Determine whether the given 3-tuple is a solution of the linear system.
2x₁ - 4x₂ - x₃ = 1
x₁ - 3x₂ + x₃ = 1
3x₁ - 5x₂ - 3x₃ = 1

a) (3,1,1)

 

[Dr.Peterson]

Hi, frctl. What have you tried? Have you replaced the variables in each equation with their values and checked whether they are all true?

 

[frctl]

2(3) - 4(1) - (1) = 1 therefore true (obtained 1)
(1) - 3(1) + 1 = 1 therefore false (obtained -1)
3(1) - 5(1) - 3(1) = 1 therefore false (obtained -5)

 

[Dr.Peterson]

2(3) - 4(1) - (1) = 1 therefore true (obtained 1)
(1) - 3(1) + 1 = 1 therefore false (obtained -1)
3(1) - 5(1) - 3(1) = 1 therefore false (obtained -5)

Check your check!

 

[frctl]

Do you mean to enter (1, -1, -5) into
2(1) - 4(1) - (1) = 1 therefore true
(-1) - 3(-1) + 1 = -8 therefore false
3(-5) - 5(-5) - 3(-5) = -34 therefore false

 

[ksdhart2]

Do you mean to enter (1, -1, -5)...

No. Why would that make any sense to do? How would plugging in $x_1 = 1, \: x_2 = -1, \: x_3 = -5$ give you any insight into whether or not $x_1 = 3, \: x_2 = 1, \: x_3 = 1$ is a solution?

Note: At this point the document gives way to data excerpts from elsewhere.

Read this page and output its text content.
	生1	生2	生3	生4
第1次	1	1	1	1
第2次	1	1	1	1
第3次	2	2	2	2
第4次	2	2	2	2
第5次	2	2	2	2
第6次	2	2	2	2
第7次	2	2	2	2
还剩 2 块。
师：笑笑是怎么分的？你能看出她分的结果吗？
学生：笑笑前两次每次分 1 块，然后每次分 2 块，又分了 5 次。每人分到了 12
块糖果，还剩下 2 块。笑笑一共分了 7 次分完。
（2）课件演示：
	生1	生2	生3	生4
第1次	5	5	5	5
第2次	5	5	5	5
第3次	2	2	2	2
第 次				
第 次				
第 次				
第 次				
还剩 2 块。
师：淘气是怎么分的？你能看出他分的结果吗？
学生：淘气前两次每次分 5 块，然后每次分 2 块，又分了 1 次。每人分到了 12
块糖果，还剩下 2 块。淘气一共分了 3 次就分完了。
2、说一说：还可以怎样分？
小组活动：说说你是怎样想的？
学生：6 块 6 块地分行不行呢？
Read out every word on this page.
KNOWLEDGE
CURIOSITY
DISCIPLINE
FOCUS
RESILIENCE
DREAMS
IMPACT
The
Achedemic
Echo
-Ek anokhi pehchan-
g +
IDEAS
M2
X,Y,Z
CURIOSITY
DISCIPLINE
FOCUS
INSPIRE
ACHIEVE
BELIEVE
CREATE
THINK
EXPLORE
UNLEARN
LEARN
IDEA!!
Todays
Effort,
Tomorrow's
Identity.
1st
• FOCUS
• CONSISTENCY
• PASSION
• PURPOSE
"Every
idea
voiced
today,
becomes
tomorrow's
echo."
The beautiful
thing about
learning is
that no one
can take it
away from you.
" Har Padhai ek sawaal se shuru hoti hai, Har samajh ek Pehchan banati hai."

What Dr. P. meant was to check to make sure you copied down the values correctly (hint: you didn't). Let $x_1 = {\color{red}3}, \: x_2 = 1, \: x_3 = 1$ and plug in:

\(\displaystyle
2({\color{red}3}) - 4(1) - (1) = 1 \: \: \: \checkmark \\
({\color{red}3}) - 3(1) + (1) = 1 \: \: \: \checkmark \\
3({\color{red}3}) - 5(1) - 3(1) = 1 \: \: \: \checkmark
\)
Contrast that with what you wrote:

\(\displaystyle
2({\color{red}3}) - 4(1) - (1) = 1 \\
({\color{red}1}) - 3(1) + (1) = -1 \\
3({\color{red}1}) - 5(1) - 3(1) = -5
\)

 

[frctl]

I understand now, thank you for displaying to me my error and the proper solution.